This chapter describes the growth of the Department of External Affairs at home and abroad over a thirty-year period since its reorganisation as a separate Department in 1935,examines its functions and considers its role in the formulation and execution of foreign policy. An outline of its history between 1901 and 1935 is also given.
This Chapter is not a review of Australian foreign policy since Australia first began groping for its own national and international identity. Nor is it addressed to the policies pursued abroad by the Australian government during the last five years, which are comprehensively dealt with in the preceding chapters. It is concerned primarily with how the foreign policy decisions of the government of the day have been carried out, with or without success, by Australia’s diplomatic service, professional and amateur, since it was established (or perhaps more correctly, born again after having been aborted) some 45 ago as the new Department of External Affairs, with a separate corporate existence and mandate of its own. Rather than attempting a potted history of the Department the aim will be a brief survey of some of the more noteworthy features of its short life, including some of its achievements as well as some of the difficulties it has met and survived in the course of reaching maturity and acquiring a sense not of power but of confidence in its own ability to respond loyally and competently, at home and abroad, to the wishes of the government.

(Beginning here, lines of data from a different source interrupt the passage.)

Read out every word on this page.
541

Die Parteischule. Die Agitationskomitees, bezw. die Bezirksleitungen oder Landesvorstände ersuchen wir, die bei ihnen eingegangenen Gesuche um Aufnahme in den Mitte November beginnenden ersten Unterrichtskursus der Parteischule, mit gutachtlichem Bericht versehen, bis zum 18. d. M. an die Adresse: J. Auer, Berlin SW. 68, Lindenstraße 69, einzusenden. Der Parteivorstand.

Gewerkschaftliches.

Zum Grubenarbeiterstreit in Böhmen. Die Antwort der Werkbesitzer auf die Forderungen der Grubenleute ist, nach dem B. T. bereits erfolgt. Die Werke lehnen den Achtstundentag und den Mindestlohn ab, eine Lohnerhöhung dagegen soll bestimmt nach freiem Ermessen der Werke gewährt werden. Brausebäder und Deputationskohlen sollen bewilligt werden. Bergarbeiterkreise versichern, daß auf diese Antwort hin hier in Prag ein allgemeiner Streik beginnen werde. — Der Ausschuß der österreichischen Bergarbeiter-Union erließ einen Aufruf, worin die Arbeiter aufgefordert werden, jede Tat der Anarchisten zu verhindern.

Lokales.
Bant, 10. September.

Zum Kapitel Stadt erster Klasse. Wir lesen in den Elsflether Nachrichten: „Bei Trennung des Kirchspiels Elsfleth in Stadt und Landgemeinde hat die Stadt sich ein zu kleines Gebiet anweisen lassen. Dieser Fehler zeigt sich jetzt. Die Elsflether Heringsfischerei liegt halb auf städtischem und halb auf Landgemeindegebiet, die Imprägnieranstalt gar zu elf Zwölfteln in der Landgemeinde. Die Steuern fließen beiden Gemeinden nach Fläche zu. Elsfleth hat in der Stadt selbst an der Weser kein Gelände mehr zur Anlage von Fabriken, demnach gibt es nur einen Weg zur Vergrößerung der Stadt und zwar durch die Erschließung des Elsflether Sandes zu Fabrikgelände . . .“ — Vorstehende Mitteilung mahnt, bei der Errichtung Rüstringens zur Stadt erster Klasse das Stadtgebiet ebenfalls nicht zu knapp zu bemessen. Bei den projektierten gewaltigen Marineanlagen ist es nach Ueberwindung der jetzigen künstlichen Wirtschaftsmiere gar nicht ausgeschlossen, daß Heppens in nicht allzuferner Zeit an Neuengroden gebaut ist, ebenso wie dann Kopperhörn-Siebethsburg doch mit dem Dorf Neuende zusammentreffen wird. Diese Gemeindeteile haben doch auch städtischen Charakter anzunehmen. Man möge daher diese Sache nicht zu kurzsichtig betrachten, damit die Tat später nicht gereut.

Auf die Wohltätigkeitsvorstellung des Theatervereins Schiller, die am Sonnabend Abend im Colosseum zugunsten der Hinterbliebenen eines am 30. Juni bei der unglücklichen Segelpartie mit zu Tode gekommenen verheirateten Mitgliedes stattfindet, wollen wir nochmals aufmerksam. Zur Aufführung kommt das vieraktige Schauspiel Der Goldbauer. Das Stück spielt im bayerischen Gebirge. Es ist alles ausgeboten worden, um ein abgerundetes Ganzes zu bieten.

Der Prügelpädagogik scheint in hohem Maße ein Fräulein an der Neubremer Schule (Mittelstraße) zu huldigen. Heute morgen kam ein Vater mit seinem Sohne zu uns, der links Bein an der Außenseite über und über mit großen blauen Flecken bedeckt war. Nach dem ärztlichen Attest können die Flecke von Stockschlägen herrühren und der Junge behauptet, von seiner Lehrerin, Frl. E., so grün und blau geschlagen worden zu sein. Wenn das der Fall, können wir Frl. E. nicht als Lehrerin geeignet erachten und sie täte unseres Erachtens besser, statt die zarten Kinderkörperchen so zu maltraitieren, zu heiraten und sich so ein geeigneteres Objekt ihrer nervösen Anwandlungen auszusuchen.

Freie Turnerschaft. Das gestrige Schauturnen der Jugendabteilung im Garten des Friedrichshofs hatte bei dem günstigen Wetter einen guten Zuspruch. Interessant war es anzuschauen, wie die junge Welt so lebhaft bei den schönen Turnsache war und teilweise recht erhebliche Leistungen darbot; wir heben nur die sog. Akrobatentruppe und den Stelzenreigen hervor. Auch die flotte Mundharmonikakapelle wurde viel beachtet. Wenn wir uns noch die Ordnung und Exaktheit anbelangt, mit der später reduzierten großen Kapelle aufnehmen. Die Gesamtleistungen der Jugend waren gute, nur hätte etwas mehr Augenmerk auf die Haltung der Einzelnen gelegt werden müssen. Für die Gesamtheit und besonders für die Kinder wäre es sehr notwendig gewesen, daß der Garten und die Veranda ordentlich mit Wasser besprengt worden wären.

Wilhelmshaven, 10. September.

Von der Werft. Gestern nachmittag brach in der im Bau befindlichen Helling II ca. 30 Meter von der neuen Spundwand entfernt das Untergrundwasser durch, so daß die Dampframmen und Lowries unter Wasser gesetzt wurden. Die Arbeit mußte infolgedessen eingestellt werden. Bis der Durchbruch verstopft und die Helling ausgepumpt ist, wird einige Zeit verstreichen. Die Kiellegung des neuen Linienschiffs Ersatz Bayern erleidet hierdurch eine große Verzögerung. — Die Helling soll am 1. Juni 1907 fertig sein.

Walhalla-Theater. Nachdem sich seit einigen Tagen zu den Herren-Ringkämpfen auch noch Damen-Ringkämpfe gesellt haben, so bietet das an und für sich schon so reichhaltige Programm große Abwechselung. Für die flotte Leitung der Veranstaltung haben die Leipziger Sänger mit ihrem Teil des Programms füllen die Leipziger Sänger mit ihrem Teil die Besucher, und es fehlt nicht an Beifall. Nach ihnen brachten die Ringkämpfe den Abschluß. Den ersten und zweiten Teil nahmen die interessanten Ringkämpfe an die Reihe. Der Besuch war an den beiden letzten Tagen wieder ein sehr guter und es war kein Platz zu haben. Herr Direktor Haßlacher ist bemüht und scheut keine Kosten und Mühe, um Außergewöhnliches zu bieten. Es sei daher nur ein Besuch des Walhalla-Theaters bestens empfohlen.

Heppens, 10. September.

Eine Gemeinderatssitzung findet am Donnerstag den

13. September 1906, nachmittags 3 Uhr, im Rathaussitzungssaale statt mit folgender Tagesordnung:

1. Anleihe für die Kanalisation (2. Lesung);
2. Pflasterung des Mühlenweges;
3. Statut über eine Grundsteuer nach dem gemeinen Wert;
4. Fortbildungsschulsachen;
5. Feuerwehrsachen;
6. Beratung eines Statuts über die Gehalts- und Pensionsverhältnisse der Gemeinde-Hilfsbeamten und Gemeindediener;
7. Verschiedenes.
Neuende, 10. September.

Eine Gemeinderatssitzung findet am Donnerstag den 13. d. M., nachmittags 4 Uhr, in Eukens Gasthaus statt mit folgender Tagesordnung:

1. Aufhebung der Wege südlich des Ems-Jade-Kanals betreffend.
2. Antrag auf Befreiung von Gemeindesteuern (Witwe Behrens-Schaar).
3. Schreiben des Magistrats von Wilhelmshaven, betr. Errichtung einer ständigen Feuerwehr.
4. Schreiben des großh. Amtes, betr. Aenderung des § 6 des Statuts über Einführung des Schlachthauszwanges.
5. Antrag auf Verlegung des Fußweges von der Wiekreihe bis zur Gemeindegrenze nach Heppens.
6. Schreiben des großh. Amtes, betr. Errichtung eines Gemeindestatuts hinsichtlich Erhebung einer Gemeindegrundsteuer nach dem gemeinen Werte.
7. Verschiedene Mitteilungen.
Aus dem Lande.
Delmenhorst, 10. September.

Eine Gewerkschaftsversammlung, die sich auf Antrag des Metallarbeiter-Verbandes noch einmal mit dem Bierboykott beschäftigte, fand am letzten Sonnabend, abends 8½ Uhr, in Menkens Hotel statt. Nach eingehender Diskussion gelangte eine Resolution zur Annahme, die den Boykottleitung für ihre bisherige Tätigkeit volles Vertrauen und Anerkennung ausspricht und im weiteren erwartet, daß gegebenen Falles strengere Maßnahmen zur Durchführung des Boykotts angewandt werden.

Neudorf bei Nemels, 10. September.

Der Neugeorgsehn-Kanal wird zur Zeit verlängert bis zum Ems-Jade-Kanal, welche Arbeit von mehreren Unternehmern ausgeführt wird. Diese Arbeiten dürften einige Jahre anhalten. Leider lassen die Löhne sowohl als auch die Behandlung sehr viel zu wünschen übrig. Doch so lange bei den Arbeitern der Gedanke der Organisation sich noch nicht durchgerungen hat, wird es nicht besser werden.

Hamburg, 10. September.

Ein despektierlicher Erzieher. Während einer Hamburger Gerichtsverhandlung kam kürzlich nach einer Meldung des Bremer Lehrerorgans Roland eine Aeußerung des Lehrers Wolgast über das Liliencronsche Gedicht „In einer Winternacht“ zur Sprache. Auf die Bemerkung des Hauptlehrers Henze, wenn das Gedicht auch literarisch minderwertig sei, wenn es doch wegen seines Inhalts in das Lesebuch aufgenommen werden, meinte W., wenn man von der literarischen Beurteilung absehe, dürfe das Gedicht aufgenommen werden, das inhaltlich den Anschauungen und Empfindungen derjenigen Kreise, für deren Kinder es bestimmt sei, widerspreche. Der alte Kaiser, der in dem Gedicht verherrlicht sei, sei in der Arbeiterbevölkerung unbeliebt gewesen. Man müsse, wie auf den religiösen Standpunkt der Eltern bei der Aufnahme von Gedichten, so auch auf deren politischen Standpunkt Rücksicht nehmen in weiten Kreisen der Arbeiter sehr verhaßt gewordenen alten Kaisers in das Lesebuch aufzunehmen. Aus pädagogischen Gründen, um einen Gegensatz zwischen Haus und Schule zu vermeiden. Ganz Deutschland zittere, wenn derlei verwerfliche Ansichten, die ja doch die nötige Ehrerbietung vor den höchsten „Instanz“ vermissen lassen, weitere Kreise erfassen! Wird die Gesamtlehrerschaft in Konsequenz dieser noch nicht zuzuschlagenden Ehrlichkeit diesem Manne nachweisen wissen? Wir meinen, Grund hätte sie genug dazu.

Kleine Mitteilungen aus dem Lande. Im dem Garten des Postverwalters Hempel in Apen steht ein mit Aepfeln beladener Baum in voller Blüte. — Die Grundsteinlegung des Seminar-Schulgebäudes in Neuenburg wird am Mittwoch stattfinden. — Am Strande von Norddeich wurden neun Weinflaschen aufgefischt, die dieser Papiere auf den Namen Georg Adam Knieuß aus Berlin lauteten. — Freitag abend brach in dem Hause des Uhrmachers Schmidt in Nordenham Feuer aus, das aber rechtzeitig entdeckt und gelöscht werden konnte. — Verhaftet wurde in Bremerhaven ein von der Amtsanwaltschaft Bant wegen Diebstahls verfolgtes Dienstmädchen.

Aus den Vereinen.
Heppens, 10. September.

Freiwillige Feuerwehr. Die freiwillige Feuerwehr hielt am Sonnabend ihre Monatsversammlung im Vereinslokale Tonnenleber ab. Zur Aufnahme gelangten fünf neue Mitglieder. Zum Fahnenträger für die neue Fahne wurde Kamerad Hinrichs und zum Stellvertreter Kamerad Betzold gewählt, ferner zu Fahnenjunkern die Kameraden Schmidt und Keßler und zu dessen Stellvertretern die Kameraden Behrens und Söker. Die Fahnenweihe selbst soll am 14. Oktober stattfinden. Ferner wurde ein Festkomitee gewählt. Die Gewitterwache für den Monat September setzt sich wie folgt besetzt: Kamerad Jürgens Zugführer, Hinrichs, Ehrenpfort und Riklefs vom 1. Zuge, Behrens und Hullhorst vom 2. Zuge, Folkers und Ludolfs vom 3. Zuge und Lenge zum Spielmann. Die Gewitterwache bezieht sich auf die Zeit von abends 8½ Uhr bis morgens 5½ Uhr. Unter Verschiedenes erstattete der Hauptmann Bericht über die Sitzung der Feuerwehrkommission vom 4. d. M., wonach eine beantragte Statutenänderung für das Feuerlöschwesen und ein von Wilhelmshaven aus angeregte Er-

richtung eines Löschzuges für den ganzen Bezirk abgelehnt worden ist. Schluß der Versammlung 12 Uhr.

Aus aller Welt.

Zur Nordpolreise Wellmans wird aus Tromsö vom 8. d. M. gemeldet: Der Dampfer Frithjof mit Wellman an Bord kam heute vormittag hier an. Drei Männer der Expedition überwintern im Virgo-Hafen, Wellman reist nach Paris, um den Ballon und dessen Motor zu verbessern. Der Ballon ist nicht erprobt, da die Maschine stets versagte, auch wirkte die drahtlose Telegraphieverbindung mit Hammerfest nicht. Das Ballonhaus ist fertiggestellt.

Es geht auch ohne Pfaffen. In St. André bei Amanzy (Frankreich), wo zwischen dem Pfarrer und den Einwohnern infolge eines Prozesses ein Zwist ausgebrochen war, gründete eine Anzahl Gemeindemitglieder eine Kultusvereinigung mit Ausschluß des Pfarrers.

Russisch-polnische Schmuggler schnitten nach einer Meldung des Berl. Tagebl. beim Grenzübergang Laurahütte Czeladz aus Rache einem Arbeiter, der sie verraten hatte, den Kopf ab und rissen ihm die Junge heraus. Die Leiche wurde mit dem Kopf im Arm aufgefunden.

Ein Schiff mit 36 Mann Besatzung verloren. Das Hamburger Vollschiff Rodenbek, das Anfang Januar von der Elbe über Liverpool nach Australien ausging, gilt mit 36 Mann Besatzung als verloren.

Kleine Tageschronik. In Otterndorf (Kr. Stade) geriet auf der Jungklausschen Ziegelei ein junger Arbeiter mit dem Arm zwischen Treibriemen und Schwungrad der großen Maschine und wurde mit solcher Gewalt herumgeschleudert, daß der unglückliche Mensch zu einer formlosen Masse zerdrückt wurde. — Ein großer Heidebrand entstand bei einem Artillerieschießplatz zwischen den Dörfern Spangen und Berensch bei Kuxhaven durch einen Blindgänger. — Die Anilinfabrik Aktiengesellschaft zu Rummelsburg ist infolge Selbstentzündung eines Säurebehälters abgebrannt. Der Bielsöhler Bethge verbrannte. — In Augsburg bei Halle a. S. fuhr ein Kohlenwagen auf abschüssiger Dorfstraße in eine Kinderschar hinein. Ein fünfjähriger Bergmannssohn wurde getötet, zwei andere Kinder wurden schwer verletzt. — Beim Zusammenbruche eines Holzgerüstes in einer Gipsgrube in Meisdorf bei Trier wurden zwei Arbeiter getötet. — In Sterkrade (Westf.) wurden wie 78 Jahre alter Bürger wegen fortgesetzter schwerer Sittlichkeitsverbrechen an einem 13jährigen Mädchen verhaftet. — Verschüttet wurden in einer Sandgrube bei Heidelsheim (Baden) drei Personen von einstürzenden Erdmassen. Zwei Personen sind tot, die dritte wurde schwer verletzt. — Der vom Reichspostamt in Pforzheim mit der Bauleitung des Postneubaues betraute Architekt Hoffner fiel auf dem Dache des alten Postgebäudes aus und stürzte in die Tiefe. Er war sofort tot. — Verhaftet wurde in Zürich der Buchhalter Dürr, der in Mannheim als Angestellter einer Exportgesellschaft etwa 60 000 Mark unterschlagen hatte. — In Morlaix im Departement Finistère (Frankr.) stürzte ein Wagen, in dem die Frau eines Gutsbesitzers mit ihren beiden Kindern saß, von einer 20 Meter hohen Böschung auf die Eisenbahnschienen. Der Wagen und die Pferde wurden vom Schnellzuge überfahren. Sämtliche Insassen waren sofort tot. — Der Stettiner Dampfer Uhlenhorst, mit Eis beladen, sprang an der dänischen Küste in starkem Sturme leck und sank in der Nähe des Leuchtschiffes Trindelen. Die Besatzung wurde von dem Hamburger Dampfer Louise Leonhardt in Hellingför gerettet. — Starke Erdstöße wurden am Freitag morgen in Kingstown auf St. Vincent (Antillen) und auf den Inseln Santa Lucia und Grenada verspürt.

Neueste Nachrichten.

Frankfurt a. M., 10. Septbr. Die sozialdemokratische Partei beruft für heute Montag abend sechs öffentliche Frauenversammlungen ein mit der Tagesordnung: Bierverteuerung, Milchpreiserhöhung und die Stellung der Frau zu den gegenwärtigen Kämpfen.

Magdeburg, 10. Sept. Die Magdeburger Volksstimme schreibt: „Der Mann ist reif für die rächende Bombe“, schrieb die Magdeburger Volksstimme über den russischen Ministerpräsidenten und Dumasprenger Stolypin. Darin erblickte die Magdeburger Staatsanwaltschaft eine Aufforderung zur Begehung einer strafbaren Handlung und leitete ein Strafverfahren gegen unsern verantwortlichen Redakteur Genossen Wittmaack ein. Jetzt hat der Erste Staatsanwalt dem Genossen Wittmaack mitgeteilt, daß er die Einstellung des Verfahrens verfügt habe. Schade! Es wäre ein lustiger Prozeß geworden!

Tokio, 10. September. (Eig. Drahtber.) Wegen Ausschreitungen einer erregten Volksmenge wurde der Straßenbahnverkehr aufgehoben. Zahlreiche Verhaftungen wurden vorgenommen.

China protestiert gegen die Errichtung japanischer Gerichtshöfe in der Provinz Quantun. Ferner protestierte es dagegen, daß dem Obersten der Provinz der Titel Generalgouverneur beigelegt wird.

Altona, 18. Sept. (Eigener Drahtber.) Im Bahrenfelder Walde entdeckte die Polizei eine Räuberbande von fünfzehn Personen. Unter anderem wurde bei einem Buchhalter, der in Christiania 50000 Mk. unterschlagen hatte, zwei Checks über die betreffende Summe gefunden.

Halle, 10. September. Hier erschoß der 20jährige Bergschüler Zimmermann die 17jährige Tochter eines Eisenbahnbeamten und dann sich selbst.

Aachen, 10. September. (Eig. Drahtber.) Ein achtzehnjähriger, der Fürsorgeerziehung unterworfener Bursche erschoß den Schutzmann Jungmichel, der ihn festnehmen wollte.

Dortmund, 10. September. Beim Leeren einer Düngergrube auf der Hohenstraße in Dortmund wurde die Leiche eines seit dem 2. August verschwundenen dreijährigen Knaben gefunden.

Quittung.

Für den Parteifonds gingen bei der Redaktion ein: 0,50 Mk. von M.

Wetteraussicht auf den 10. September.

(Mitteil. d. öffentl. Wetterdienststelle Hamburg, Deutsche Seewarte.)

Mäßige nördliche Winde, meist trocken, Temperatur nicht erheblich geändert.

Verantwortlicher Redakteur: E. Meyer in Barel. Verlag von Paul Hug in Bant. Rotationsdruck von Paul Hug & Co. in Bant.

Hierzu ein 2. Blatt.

In the 35 years since the Second World War successive Australian governments have all participated actively, though with varying degrees of enthusiasm, in the multilateral diplomacy of the United Nations, its ’Specialised Agencies’ and regional and other commissions, and the Commonwealth of Nations. Their policies in this environment have extended the scope of Australian relations through fully international cooperation while at the same time reflecting the imperatives of bilateral and regional relations.